- Born: 17 May 1924 Litětiny, Czechoslovakia
- Died: 7 January 2003 (aged 78) Prague, Czech Republic
- Occupations: Composer, music teacher

= František Kovaříček =

Czech composer (1924–2003)

František Kovaříček (17 May 1924 – 7 January 2003) was a Czech composer and music teacher.

== Life and career ==
Kovaříček received his primary education at Hradec Králové and studied music privately with Karel Boleslav Jirák. After the Second World War he studied composition with Emil Hlobil at the Prague Conservatory from 1945 to 1949. He continued his studies at the Academy of Performing Arts under Jaroslav Řídký, graduating in 1952. At the same time, he studied musicology at the Charles University in Prague. Kovaříček was music director of Czechoslovak Radio in Prague (1953–1957) and later a freelance composer.
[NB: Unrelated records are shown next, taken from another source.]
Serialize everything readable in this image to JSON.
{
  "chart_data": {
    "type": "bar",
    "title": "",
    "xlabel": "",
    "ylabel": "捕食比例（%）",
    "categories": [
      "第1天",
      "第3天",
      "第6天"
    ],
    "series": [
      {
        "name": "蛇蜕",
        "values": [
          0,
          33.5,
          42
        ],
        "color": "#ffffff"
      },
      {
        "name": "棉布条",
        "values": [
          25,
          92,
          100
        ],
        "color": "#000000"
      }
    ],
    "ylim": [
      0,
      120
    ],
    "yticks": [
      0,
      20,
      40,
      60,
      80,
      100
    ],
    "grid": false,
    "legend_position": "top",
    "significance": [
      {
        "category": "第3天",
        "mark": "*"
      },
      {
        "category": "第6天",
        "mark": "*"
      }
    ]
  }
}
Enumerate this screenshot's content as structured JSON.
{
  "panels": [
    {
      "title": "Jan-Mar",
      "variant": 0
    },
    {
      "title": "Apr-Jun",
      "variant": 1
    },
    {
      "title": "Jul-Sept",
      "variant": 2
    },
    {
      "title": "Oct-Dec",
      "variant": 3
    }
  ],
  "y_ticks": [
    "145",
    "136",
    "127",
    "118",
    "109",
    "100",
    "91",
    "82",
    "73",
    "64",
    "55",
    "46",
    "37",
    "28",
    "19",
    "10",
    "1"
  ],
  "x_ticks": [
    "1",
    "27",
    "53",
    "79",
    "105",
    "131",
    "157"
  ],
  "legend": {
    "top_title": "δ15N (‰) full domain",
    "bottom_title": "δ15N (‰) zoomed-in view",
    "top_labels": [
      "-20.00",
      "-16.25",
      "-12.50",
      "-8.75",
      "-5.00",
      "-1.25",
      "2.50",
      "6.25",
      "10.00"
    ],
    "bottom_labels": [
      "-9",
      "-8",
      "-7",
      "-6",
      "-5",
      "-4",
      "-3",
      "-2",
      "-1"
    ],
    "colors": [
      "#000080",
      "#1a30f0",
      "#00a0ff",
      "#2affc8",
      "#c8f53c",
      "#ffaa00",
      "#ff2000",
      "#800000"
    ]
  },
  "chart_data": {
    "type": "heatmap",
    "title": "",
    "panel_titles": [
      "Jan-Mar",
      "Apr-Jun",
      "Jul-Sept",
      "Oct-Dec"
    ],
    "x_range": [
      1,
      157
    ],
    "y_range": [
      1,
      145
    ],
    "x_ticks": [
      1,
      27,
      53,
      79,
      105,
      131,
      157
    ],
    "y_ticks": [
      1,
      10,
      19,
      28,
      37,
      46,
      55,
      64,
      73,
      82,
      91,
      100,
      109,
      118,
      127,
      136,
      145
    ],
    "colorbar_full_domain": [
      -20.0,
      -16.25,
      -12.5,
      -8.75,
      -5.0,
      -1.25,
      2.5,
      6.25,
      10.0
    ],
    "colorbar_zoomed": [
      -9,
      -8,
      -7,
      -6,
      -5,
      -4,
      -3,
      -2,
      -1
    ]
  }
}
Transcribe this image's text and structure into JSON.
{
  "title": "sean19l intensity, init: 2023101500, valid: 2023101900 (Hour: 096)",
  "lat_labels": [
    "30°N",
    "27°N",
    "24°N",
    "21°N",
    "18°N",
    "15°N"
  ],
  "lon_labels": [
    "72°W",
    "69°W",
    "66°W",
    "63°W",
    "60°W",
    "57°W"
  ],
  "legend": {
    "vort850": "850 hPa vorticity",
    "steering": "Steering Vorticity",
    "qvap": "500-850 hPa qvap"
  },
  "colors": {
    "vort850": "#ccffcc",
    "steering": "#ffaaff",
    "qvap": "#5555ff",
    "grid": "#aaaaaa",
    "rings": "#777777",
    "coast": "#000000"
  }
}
From 1966 to 1985, he taught music at the Prague Conservatory, where he was later the director (1990–1991). In 1971 he became the president of the Jeunesses Musicales Czech Republic.

== Music ==
Kovaříček was a neoclassical composer, primarily of chamber and orchestral music. His most notable work is the opera Ukradený měsíc based on text by Ludvík Aškenazy (libretto by Vladimír Mikeš) which premiered on Czechoslovak Radio in 1971.